Stop Googling and Search for Blogs! (aka Web 2.0 to reduce Spam)
Posted by Bob Warfield on August 25, 2007
I’ve recently changed my search tactics for the Internet. After combing through blogs for some time and using Google’s Blog Search or Technorati to do it, I’ve reached the conclusion that there’s often a lot less Spam in the blogosphere than there is in the more general web. This tends to make my searches more efficient.
We’re all very familiar with how much dross is retrieved by the average Google search. I’m doing well if more than 2 or 3 of the results on a page are actually useful, while the rest turns out to be shopping bots, sites having nothing to do with what I was interested in that happened to have the same words, and so on. The blogosphere seems to pack a lot more useful results into a typical blog search in my experience. In fact, I’ve tried a lot of the Alternative Search Engines, and nothing has come close to being as helpful as searching blogs instead of the Web!
I knock on wood about this, because if the world switches, the marketing folk will turn from SEO to BEO (Blog Engine Optimization!?!!) and we’ll be back in the same boat.
Think of Blog Searching as a Hyper-Amplified version of Google’s famous Page Rank algorithm. Page Rank is the secret sauce behind why Google yields better searches. It was invented at Stanford by Larry Page (hey, that’s why it’s called Page Rank, not because it ranks Pages!) and Sergey Brin seized on it to build an empire. The basic insight behind Page Rank is that if someone links to a page, it is an implicit vote in favor of that page. Ergo, having lots of links to the page means the page is a far far better page than one that has the same keywords but no links to it. Think of it as Web Democracy in Action, where the links are like votes. Imagine how much loftier the rank should be if some individual has actually labored to produce content about the topic in the form of a blog? And what if said page of blog content is also then Page Ranked? As Donald Sutherland-character Oddball said in Kelly’s Heroes, “Like wow man, how can we lose with so many positive waves?”
Here is the other cool thing about blog searching:
I may be the exception, but I find that the majority of my searches involve things I will be interested in for a long period of time. I’m not just looking for some throw-away bit of information. When you find a blog that has valuable info on one of these topics, you can throw it into you Blog Reader and get high quality content from the same source coming at you in the future without the need to revisit the search. That’s been really helpful when you need to mainline some information right into the old brain cells and make sure you stay up to date on it.
You can’t get away from Googling the web altogether, because you may want information that is not typically found in a blog.

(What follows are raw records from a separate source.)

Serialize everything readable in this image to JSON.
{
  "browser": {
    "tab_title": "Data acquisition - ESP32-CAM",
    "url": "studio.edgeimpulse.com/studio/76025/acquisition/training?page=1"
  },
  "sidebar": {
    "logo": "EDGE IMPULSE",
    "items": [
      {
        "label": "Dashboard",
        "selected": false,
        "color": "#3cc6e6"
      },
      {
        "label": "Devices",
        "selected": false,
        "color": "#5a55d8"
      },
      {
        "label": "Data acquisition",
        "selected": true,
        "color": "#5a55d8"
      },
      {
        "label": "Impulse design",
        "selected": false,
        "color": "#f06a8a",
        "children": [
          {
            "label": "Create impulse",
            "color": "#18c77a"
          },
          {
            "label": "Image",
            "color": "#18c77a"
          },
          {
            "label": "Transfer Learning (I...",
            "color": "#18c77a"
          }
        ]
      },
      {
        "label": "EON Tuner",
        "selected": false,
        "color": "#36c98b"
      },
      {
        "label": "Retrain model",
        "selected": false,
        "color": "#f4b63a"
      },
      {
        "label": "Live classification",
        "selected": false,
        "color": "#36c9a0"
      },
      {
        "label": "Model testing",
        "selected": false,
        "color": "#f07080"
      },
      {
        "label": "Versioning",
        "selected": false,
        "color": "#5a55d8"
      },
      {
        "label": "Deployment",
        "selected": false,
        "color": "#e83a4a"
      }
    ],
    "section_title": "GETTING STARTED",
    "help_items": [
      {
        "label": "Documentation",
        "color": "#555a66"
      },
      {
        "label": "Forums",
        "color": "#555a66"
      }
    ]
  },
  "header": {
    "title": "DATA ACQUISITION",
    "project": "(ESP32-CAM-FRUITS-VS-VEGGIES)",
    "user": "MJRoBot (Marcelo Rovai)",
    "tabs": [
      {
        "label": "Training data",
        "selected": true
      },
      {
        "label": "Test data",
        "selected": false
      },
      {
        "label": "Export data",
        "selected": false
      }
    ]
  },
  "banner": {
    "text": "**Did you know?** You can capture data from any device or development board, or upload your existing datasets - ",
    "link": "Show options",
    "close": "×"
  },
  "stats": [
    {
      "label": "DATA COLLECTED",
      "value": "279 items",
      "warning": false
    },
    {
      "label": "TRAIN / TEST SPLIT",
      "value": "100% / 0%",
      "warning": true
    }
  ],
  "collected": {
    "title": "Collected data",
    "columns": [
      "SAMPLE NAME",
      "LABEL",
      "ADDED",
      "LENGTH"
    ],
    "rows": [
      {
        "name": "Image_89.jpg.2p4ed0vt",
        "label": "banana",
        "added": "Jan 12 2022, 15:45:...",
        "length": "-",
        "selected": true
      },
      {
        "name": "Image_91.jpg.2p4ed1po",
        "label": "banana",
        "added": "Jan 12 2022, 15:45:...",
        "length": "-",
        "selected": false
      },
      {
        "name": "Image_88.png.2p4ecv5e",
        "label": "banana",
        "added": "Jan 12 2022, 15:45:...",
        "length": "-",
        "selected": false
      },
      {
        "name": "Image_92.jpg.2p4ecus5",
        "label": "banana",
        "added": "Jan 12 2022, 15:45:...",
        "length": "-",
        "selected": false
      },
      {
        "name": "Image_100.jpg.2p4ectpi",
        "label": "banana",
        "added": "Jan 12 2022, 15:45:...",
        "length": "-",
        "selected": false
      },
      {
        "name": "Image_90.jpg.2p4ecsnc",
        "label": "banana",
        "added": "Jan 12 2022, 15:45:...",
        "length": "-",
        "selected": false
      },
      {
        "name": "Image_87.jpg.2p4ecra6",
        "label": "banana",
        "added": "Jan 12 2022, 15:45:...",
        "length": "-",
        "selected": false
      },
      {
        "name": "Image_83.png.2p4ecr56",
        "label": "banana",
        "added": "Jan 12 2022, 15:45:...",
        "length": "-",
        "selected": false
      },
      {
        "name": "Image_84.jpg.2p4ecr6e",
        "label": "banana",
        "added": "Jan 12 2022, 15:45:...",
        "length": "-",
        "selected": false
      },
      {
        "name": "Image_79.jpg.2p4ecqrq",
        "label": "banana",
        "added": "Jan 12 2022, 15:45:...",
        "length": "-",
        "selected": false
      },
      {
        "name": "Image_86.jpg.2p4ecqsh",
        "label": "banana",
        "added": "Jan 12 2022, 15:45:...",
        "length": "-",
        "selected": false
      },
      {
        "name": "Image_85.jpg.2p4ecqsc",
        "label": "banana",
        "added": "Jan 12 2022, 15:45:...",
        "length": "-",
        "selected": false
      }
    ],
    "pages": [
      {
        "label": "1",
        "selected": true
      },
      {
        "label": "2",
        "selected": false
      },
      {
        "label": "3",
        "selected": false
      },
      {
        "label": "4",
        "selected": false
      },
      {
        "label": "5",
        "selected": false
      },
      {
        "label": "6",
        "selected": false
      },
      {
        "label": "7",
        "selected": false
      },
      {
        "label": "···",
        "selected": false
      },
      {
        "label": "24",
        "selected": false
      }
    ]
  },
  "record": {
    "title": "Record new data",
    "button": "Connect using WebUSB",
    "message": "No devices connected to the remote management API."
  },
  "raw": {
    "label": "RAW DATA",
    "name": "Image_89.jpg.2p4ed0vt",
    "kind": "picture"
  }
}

For example, you want to find the corporate web site (although, here again, I’ve taken to finding a company’s blog before bothering with the corporate site when I am researching a new company) or when you are shopping. Shopping, BTW, has gotten so painful on the net recently because there are so many middlemen who want to get between you and finding someone who is actually selling or reviewing your product. They add no value to me, but they certainly are an impediment.
I’ve heard it said that one of the great advantages of the Web 2.0 is access to Spam-free (more like minimal-Spam) channels of communication that you know are coming from or going to individuals who are part of your Social Network and that are therefore trusted.
Now here is the bad side of my experience with doing this. The darned blog search engines are buggy! Technorati’s woes in this respect are well known. However, Google recently threw me for a loop by presenting this message:
People who’ve watched me online say I type really fast, but I had no idea I was fast enough to trigger this nuisance! It seems to take 15 minutes or half an hour to reset, and it seems to come back pretty easily once you set it off. I am assuming it has something to do with how frequently you search, but maybe something else triggers it. In any event, it had me revisiting Technorati for search which I hadn’t done in a while!